Not unexpectedly there are vociferous protests from retailers in Delhi – who are left with sizeable unsold stocks – and from producers who are concentrated in the southern city of Sivakasi in Tamil Nadu. Nearly 85 per cent of India’s produce of firecrackers is from this town and an estimated 3 lakh people, many of them children, are employed in this trade. According to statistics quoted by these manufacturers (which may be exaggerated), another 5 lakh people may be engaged in packing, transporting, distributing and selling the crackers.
The livelihood of all these people will be affected, the manufacturers assert to argue why there should be no ban. Firecracker manufacturers estimate a Rs 1,000 crore loss this year – more so because of the apprehension that many states will go ahead in the coming days and ban cracker sales on the back of the apex court order. This opposition in the name of jobs being lost and economic activity being curtailed is not surprising because of the vested interest that the cracker industry has developed.

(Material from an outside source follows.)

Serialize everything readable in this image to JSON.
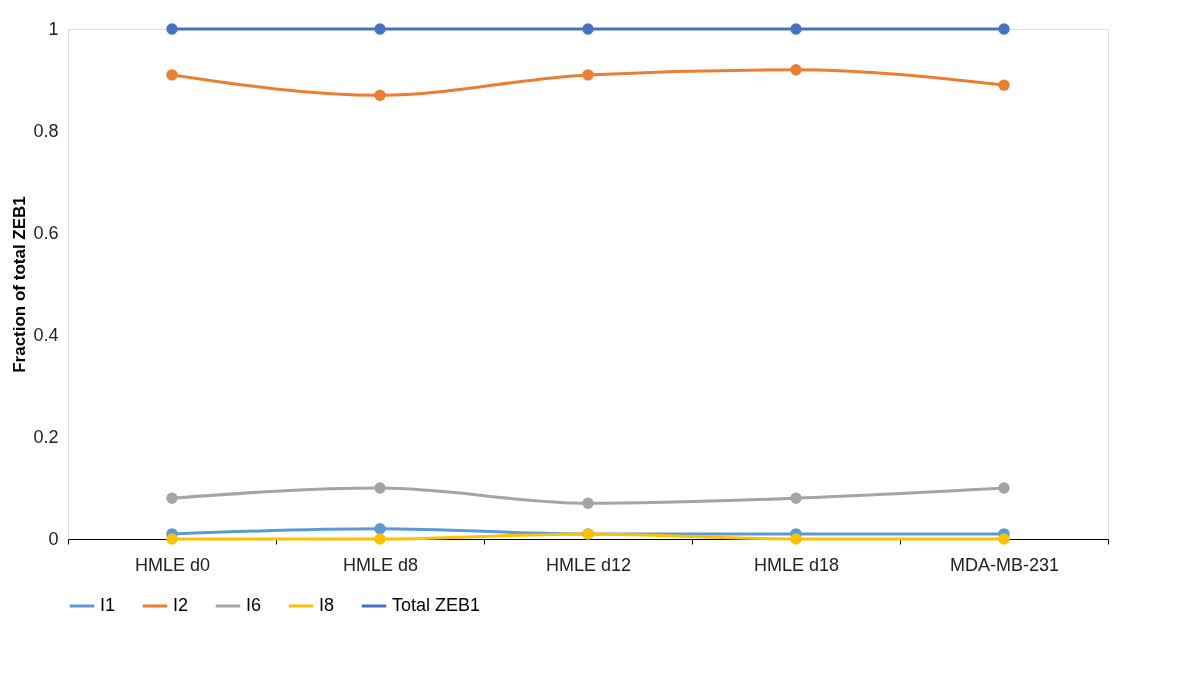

But this argument can be countered by pointing out the additional costs that society has to incur by spending more to help victims of Diwali recoup their health. It is not easy to compute this cost in financial terms but what may be noteworthy is that every breath inhaled after Diwali leads to toxins being deposited in the lungs of everyone. What is worse, toxins once deposited in the lungs of a person cannot be cleaned, say medical experts. This is unlike air pollution that may get cleaned after a few days or weeks. Thus, the price of a toxin affected lung has to be paid for a patients’ life time.
Although, the protests from traders are understandable, the protests from certain quarters that the ban is ‘anti-Hindu,’ beats logic. Those introducing a communal angle to the ban include an exalted figure like the Governor of Tripura, Tathagata Roy (whose comments that soon the Award Wapasi gang will seek ban on Hindu cremations are especially acerbic) and well-known novelist Chetan Bhagat.
The argument of these people is that why only a Hindu tradition is being banned and why there is not a similar ban on the slaughter of lambs during Id or loudspeakers blaring forth the Azaan or even celebrations during Christmas? Needless to say this is a specious argument: banning bursting of firecrackers is not tantamount to banning of Diwali.
In fact, traditionally Diwali is the festival of lights – the lights to mark the anniversary of the return of Lord Rama to Ayodhya and at a philosophical level to mark the ascendance of light over darkness (Tamaso Ma Jyotirgamaya). Bursting of crackers is in no way an integral part of Diwali which is celebrated in different ways across the country. This includes mahurat or new-year trading on the stock market and by Lakshmi Puja and Kali Puja in other parts of the country.
Cracker bursting is a recent phenomenon and so long as it was under check it was fine. But now-a-days it has gone out of control and hence the need for control. Anyway it’s a good idea to go back to eco-friendly ways of celebrating Diwali using flowers and plants for decoration.
As for those who are connecting the cracker ban to slaughter of lambs in Id, one can only point out that the ban was brought about by a petition in the court that was filed on the behalf of three children between six and fourteen months of age. So those who want lamb slaughter to be banned should approach the apex court with a petition seeking the same and try to argue their case. They should not link the matter with Diwali and crackers.